Web: http://vikeshkhanna.webfactional.com/opt
API: * Get the whole dump of the dataset with : curl ‘http://vikeshkhanna.webfactional.com/opt/api/dump’
* Get paginated results at /api/data/<PAGE_NO>/<ROWS_PER_PAGE>: curl ‘http://vikeshkhanna.webfactional.com/opt/api/data/0/50'
Appendix
Some gory details.
Data collection
The list of links of all the comments can be exported through the regulations.gov website here. However, each of these links loads a bare bones HTML page and populates the comment through Javascript. We used a headless browser (phantomJS) to download all the comments and their authors. There are a total of 13697 comments in our dataset.
Data Labeling
Since there are no explicit votes on the site, the data is completely unlabeled. However, a quick glance through some of the comments reveals striking similarities in the words and the language used in both supporting and opposing comments.

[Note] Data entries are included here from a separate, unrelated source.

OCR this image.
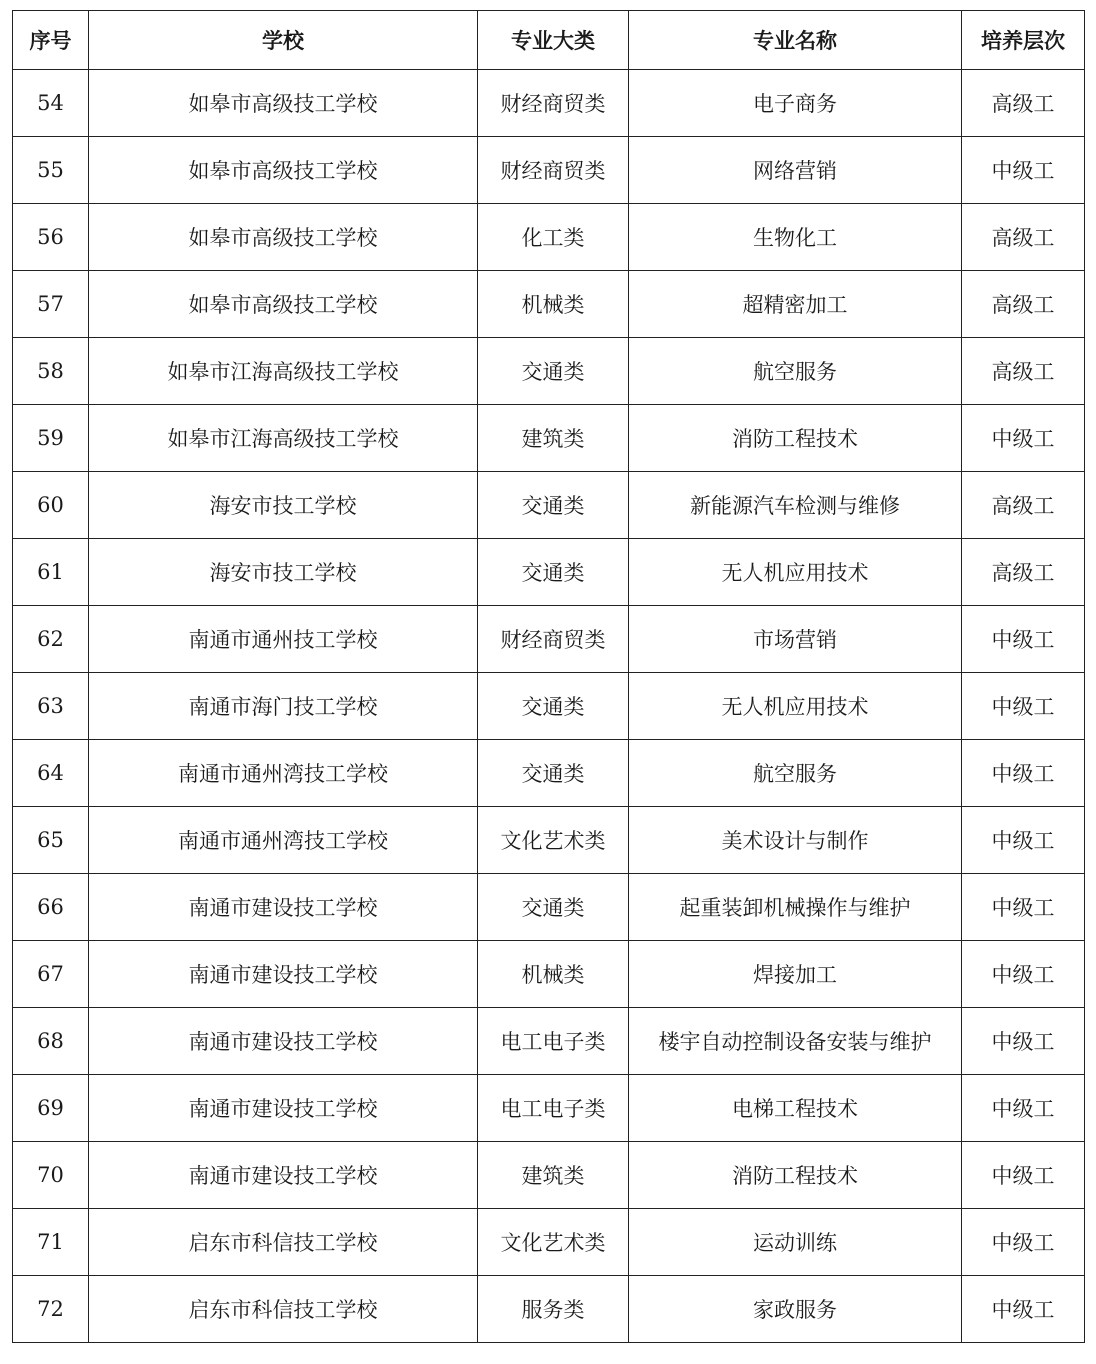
序号	学校	专业大类	专业名称	培养层次
54	如皋市高级技工学校	财经商贸类	电子商务	高级工
55	如皋市高级技工学校	财经商贸类	网络营销	中级工
56	如皋市高级技工学校	化工类	生物化工	高级工
57	如皋市高级技工学校	机械类	超精密加工	高级工
58	如皋市江海高级技工学校	交通类	航空服务	高级工
59	如皋市江海高级技工学校	建筑类	消防工程技术	中级工
60	海安市技工学校	交通类	新能源汽车检测与维修	高级工
61	海安市技工学校	交通类	无人机应用技术	高级工
62	南通市通州技工学校	财经商贸类	市场营销	中级工
63	南通市海门技工学校	交通类	无人机应用技术	中级工
64	南通市通州湾技工学校	交通类	航空服务	中级工
65	南通市通州湾技工学校	文化艺术类	美术设计与制作	中级工
66	南通市建设技工学校	交通类	起重装卸机械操作与维护	中级工
67	南通市建设技工学校	机械类	焊接加工	中级工
68	南通市建设技工学校	电工电子类	楼宇自动控制设备安装与维护	中级工
69	南通市建设技工学校	电工电子类	电梯工程技术	中级工
70	南通市建设技工学校	建筑类	消防工程技术	中级工
71	启东市科信技工学校	文化艺术类	运动训练	中级工
72	启东市科信技工学校	服务类	家政服务	中级工
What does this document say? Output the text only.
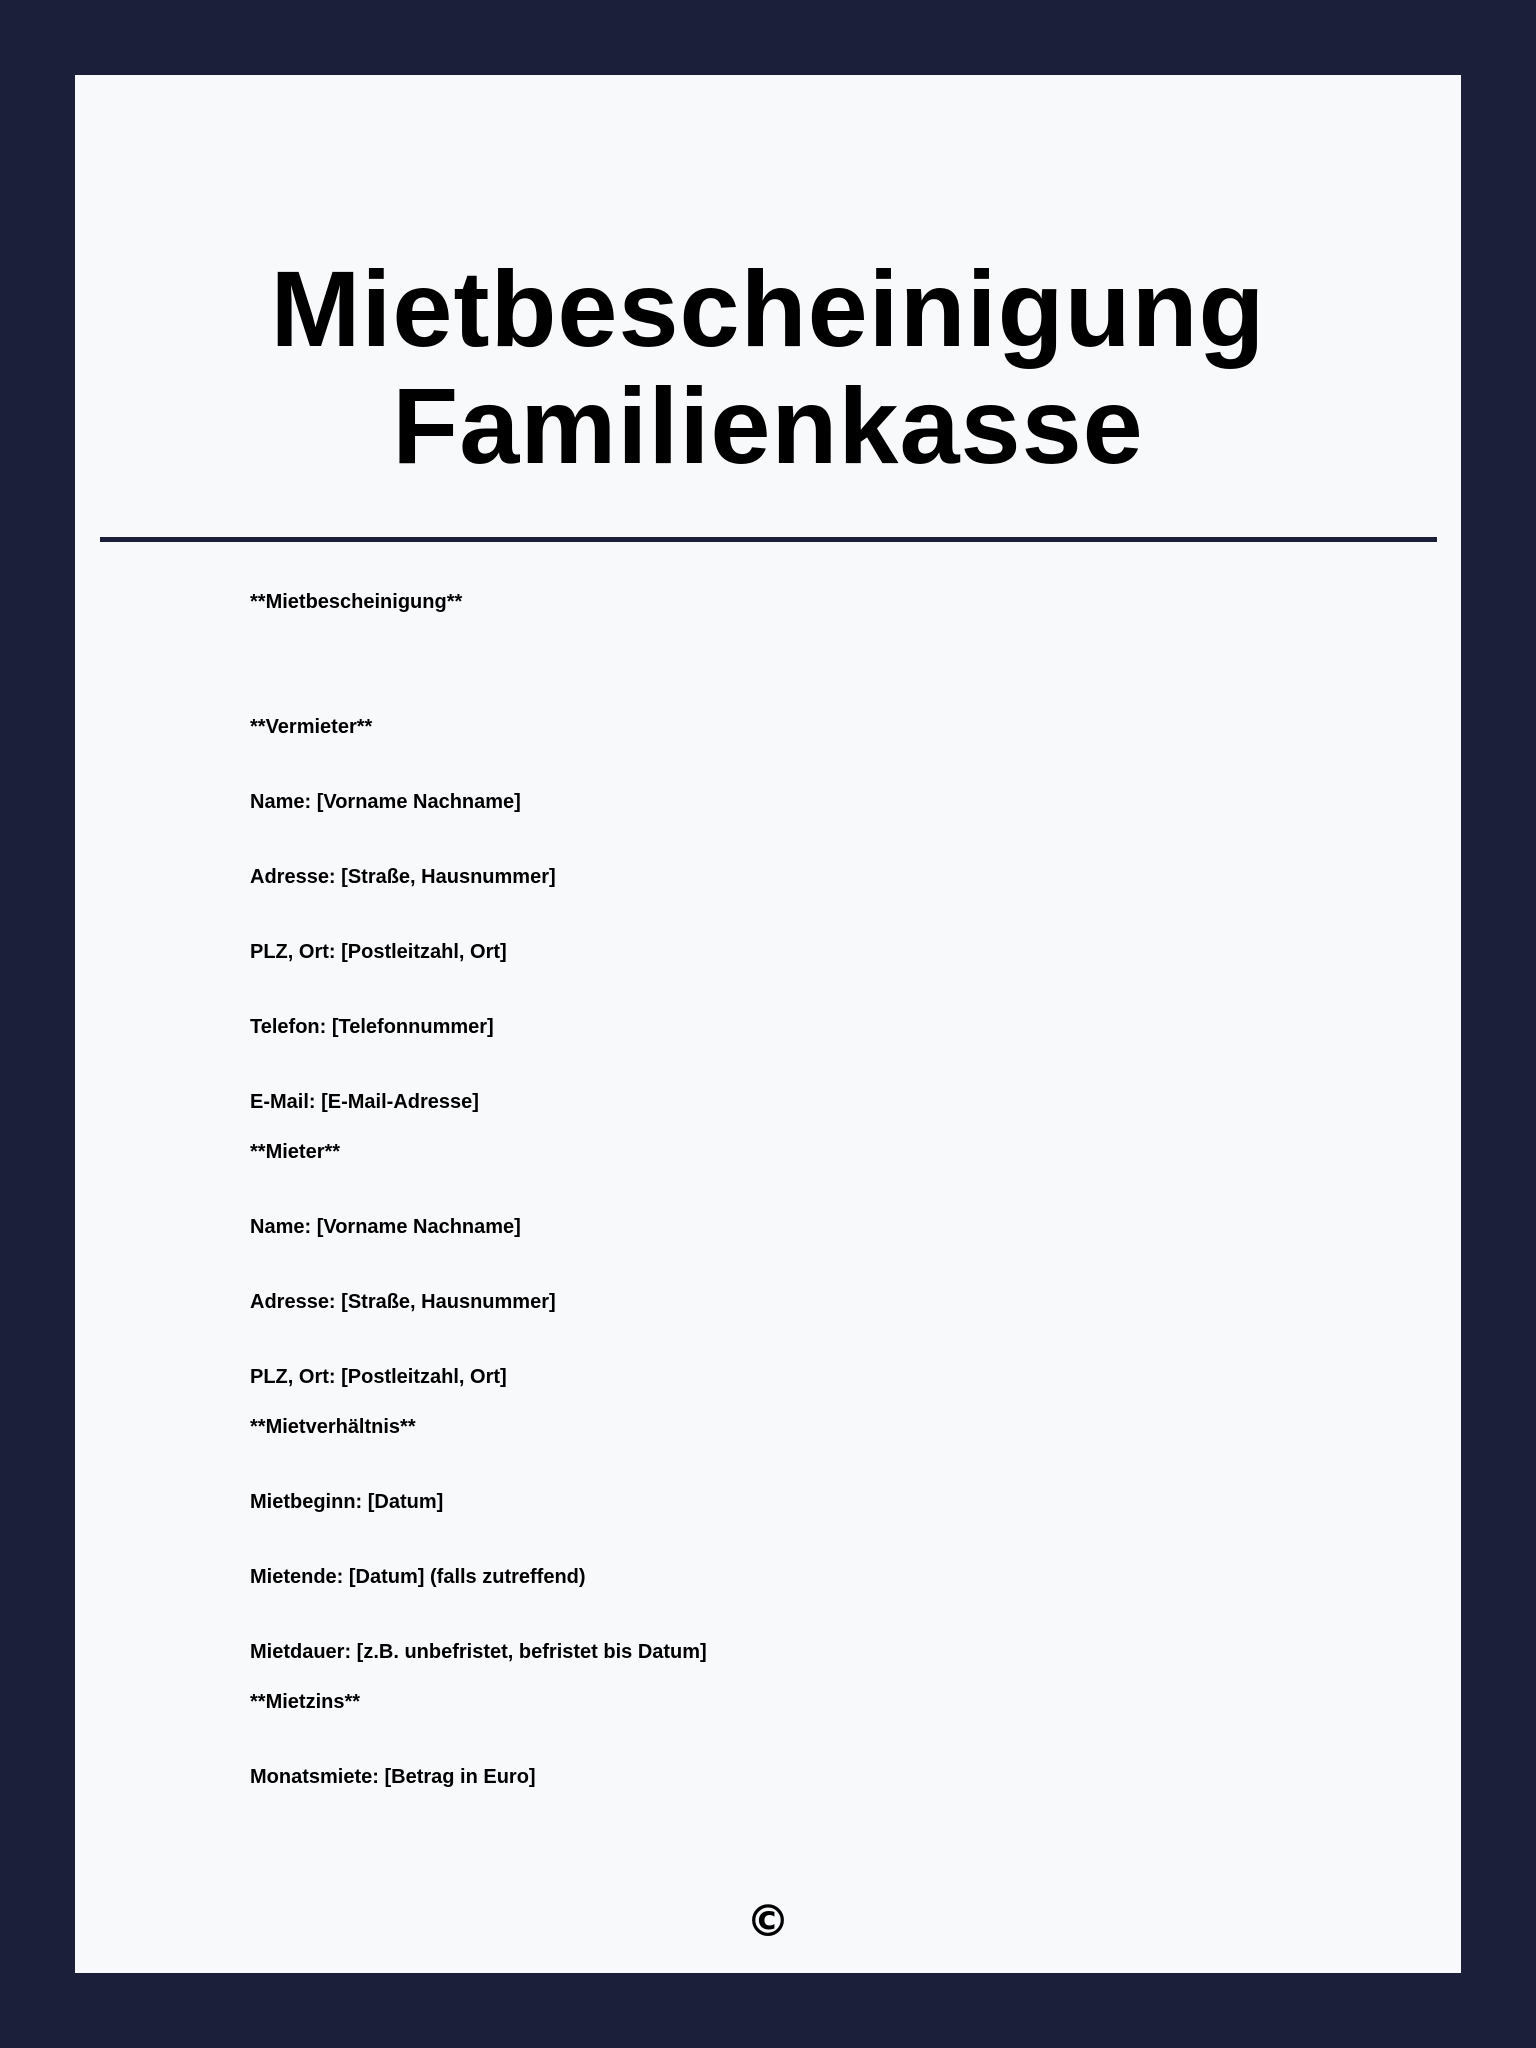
Mietbescheinigung
Familienkasse
**Mietbescheinigung**
**Vermieter**
Name: [Vorname Nachname]
Adresse: [Straße, Hausnummer]
PLZ, Ort: [Postleitzahl, Ort]
Telefon: [Telefonnummer]
E-Mail: [E-Mail-Adresse]
**Mieter**
Name: [Vorname Nachname]
Adresse: [Straße, Hausnummer]
PLZ, Ort: [Postleitzahl, Ort]
**Mietverhältnis**
Mietbeginn: [Datum]
Mietende: [Datum] (falls zutreffend)
Mietdauer: [z.B. unbefristet, befristet bis Datum]
**Mietzins**
Monatsmiete: [Betrag in Euro]
©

A Naive Bayes (NB) classifier works really well for a problem like this. At first, we thought of training the NB classifier on the Congressional floor debate data. However, that data has language very specific to, well, congressional floor debates. We had our doubts about how well it would perform for language that is far more colloquial and lacks the political context of the debates. We decided to manually label the dataset and ended up labeling ~670 comments. You can download the labeled data here.
Website
The website, which is available here, is written in web.py and hosted on Webfaction. It uses a MySQL database to store the link, author, comment, timestamp and our prediction. The database is populated with a long-running shell script (running under screen currently and restarted with cron every 30 minutes) to download the latest data dump from regulations.gov and add new rows to the DB. The pickled Naive Bayes probabilities are used to predict the vote on the given comment and then the data is persisted into the MySQL table. The front-end uses jQuery and Bootstrap.
[1] We wrote a script that made it really easy for me to do manually label the data. The iPython notebook and all other scripts are available in our GitHub repository.
[2] The first name database is taken from the Social Security Administration website. The last names database is taken from US Census Bureau 2010 census.